Pela sua natureza e por vontade fundacional do seu fundador, trata-se de um movimento que, na medida em que aponta para a dimensão integral da pessoa humana, tem implícita a dimensão religiosa, mesmo que se afirme como um movimento não confessional. Por isso mesmo é importante que “todo o escuta tenha uma religião”. Sendo o fundador de confissão cristã protestante, não admira que os valores preconizados neste projecto educativo e no seu método estejam muito perto dos valores do Evangelho. Foi por isso mesmo que rapidamente a Igreja se deu conta da importância do movimento escutista para a formação dos jovens cristãos e particularmente a Igreja portuguesa. É por isso que em Portugal temos duas associações: a dos Escuteiros de Portugal (A.E.P.) que se apresenta como aconfessional e o Corpo Nacional de Escutas (C.N.E) que é por definição e por opção fundacional um movimento da Igreja Católica. Como tal, apresenta algumas características particulares que apontaremos noutro lugar, mas não podemos deixar de ver essa dimensão católica do Corpo Nacional de Escutas ao abordar expressamente a “Missão do Escutismo”.

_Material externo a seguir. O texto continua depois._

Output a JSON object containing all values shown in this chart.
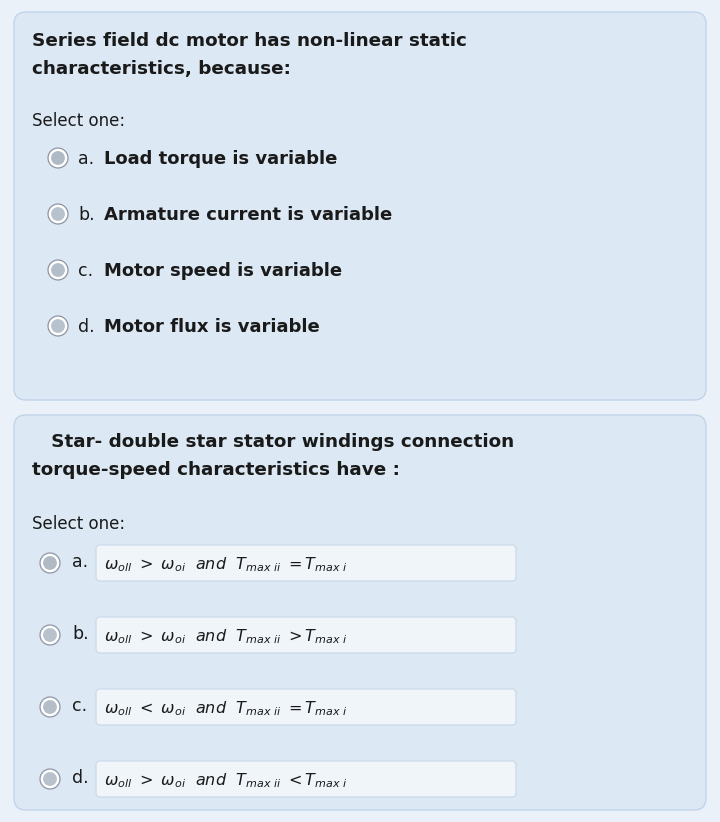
{
  "bg_color": "#eaf1f8",
  "box_color": "#dce9f5",
  "box_border_color": "#c0d4e8",
  "text_color": "#1a1a1a",
  "q1_title_line1": "Series field dc motor has non-linear static",
  "q1_title_line2": "characteristics, because:",
  "q1_select": "Select one:",
  "q1_options": [
    "Load torque is variable",
    "Armature current is variable",
    "Motor speed is variable",
    "Motor flux is variable"
  ],
  "q1_labels": [
    "a.",
    "b.",
    "c.",
    "d."
  ],
  "q2_title_line1": "   Star- double star stator windings connection",
  "q2_title_line2": "torque-speed characteristics have :",
  "q2_select": "Select one:",
  "q2_labels": [
    "a.",
    "b.",
    "c.",
    "d."
  ],
  "math_box_color": "#f0f5fa",
  "math_box_border": "#c8d8e8"
}
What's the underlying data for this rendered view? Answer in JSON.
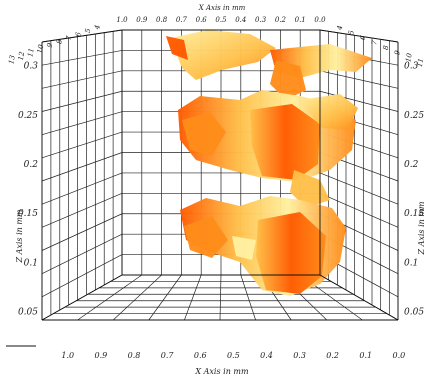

A Missão do Escutismo consiste em “educar através da acção”, pelo que se trata de um movimento que visa actividades essencialmente práticas, através das quais a criança e o jovem vão descobrindo o mundo, a sociedade dos homens e seus relacionamentos, seu lugar no mundo e a própria acção de Deus no mundo e na sociedade dos homens.
“A missão do Escutismo consiste em contribuir para a educação dos jovens, partindo de um sistema de valores enunciados na Lei e na Promessa escutistas, ajudando a construir um mundo melhor, em que as pessoas se sintam plenamente realizadas como indivíduos e desempenhem um papel construtivo na sociedade. Isto é alcançado envolvendo os jovens, ao longo dos seus anos de formação, num processo de educação não-formal”. Declaração aprovada na 35ª Conferência Mundial do Escutismo, realizada em Durban, África do Sul, em Julho de 1999.

Escutismo em números:
Mais de 40 milhões em todo o Mundo. Em Portugal o CNE conta com um efectivo de 60.000 escuteiros, dos quais cerca de 1.000 na Região da Madeira, distribuídos por dezasseis Agrupamentos distribuídos pelos seguintes Concelhos da Região:

  • Funchal (7): 216 – S. Pedro, 217 – Sé, 238 – São Roque, 420 - Imaculado Coração de Maria, 432 – Sagrada Coração de Jesus, 571 – Santo Amaro e 9032 – Álamos (em Formação);
  • Câmara de Lobos (2): 1082 – Santa Cecília e 1160 – Encarnação;
  • Ribeira Brava (1): 9033 – Ribeira Brava (em Formação);
  • Calheta (1): 1298 – S. Francisco Xavier;
  • Santa Cruz (3): 921 – Santa Cruz, 943 – Assomada e 1288 – Camacha;
  • Machico (1): 825 – Machico;
  • Porto Santo (1): 999 – Porto Santo
Actualmente existem contactos avançados com duas Paróquias: Canhas e Santana no sentido de ai nascerem dois novos Agrupamentos do Corpo Nacional de Escutas (CNE).
A Costa Norte da Madeira é aquela onde o Escutismo Católico ainda não está implantado, apesar de várias tentativas e da existência precária de um Agrupamento nos Concelhos do Porto Moniz e São Vicente, devido essencialmente à falta de Adultos Voluntários que queiram dedicar-se a este Movimento Juvenil.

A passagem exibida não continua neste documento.